- Coat of arms
- Interactive map of Gmina Narol
- Coordinates (Narol): 50°21′1″N 23°19′38″E﻿ / ﻿50.35028°N 23.32722°E
- Country: Poland
- Voivodeship: Subcarpathian
- County: Lubaczów
- Seat: Narol

Area
- • Total: 203.58 km^{2} (78.60 sq mi)

Population (2013)
- • Total: 8,301
- • Density: 40.78/km^{2} (105.6/sq mi)
- • Urban: 2,110
- • Rural: 6,191
- Website: http://www.narol.pl/

= Gmina Narol =

Gmina Narol is an urban-rural gmina (administrative district) in Lubaczów County, Subcarpathian Voivodeship, in south-eastern Poland.
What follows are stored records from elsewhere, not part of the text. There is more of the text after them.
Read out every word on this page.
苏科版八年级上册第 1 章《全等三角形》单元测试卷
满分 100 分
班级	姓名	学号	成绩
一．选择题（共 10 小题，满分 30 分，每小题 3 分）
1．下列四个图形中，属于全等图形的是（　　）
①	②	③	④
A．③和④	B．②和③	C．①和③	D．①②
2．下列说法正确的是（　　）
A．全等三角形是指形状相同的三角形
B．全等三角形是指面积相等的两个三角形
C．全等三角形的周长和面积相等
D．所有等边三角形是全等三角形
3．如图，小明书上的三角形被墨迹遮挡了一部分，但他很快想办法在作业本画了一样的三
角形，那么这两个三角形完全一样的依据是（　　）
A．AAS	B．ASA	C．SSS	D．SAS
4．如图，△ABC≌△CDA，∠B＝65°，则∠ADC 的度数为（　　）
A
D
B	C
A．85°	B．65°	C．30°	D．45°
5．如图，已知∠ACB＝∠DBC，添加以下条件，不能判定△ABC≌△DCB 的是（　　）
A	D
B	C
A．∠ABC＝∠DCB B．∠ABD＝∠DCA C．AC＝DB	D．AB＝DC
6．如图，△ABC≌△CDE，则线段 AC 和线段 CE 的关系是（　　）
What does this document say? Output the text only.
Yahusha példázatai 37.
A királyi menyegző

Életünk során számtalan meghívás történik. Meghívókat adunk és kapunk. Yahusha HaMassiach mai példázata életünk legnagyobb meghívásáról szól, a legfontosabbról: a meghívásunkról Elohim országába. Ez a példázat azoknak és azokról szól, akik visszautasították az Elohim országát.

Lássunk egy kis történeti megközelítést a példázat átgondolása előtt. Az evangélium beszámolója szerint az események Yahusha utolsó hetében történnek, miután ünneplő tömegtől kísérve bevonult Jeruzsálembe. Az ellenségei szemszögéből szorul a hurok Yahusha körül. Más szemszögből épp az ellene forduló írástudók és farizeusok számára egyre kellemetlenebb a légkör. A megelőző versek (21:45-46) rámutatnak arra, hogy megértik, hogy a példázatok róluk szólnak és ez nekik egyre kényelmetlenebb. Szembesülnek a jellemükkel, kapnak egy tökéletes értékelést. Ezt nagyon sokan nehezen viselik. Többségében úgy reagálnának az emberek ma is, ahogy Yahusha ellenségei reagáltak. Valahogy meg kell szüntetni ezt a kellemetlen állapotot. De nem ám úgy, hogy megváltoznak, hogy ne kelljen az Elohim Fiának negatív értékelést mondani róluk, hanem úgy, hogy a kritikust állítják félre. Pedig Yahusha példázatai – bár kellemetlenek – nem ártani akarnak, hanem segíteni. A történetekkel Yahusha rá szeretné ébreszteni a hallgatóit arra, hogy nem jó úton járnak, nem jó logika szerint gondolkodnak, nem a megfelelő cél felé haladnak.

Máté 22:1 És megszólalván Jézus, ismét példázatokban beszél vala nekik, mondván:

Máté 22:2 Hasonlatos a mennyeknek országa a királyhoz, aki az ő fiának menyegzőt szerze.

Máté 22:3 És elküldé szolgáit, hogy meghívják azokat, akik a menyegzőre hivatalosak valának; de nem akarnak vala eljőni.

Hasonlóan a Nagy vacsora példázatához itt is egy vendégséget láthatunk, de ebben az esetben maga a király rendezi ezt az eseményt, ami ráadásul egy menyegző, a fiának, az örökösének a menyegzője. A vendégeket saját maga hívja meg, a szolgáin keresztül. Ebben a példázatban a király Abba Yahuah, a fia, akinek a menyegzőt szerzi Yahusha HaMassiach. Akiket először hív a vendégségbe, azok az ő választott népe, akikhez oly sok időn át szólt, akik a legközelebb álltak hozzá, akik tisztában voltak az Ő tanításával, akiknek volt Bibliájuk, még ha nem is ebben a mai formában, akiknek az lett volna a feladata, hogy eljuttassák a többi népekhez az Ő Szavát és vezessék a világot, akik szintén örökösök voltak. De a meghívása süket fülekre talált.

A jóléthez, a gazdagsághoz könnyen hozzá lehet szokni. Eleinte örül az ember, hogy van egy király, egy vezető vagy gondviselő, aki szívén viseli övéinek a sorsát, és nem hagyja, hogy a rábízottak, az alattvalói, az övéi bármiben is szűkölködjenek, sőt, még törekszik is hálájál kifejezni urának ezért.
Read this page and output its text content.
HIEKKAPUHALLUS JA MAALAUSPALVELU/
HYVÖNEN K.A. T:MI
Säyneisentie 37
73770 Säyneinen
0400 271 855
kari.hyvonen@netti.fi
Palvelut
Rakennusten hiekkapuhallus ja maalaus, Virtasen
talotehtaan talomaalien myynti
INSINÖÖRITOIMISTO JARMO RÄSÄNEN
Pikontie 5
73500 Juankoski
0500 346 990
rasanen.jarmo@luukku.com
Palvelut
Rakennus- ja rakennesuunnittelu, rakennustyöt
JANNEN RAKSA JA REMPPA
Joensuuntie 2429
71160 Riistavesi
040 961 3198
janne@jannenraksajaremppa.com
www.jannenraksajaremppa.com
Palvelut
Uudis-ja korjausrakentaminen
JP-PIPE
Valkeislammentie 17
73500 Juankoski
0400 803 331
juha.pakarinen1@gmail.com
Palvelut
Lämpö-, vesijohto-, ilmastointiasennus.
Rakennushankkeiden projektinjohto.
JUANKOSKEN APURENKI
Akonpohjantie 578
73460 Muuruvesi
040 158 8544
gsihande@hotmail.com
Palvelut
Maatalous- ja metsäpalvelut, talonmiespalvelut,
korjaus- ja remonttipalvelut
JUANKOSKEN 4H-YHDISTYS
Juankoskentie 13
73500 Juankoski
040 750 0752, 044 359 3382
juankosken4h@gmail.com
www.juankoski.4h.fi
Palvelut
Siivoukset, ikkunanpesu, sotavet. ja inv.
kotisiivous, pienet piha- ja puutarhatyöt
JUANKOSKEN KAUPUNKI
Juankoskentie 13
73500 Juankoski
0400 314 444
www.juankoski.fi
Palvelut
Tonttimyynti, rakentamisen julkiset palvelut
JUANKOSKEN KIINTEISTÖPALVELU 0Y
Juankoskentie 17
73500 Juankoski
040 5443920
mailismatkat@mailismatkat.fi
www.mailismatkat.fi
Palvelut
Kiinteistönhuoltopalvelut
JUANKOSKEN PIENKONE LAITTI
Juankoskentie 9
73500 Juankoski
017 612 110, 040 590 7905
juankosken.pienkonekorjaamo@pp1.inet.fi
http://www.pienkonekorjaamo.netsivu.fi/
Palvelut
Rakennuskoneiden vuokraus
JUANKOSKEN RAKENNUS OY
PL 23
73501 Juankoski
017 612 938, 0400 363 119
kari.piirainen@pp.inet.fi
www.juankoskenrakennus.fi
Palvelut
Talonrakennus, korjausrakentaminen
Its seat is the town of Narol, which lies approximately 26 km north-east of Lubaczów and 101 km east of the regional capital Rzeszów.

The gmina covers an area of 203.58 km2, and as of 2006 its total population is 8,385 (out of which the population of Narol amounts to 2,120, and the population of the rural part of the gmina is 6,265).

The gmina contains parts of the protected areas called South Roztocze Landscape Park and Puszcza Solska Landscape Park.

==Villages==
Apart from the town of Narol, Gmina Narol contains the villages and settlements of Bieniaszówka, Chlewiska, Dębiny, Huta Różaniecka, Huta-Złomy, Jędrzejówka, Kadłubiska, Lipie, Lipsko, Łówcza, Łukawica, Narol-Wieś, Piła, Płazów, Podlesina, Ruda Różaniecka, Wola Wielka and Złomy Ruskie.

==Neighbouring gminas==
Gmina Narol is bordered by the gminas of Bełżec, Horyniec-Zdrój, Lubycza Królewska, Obsza, Susiec and Tomaszów Lubelski.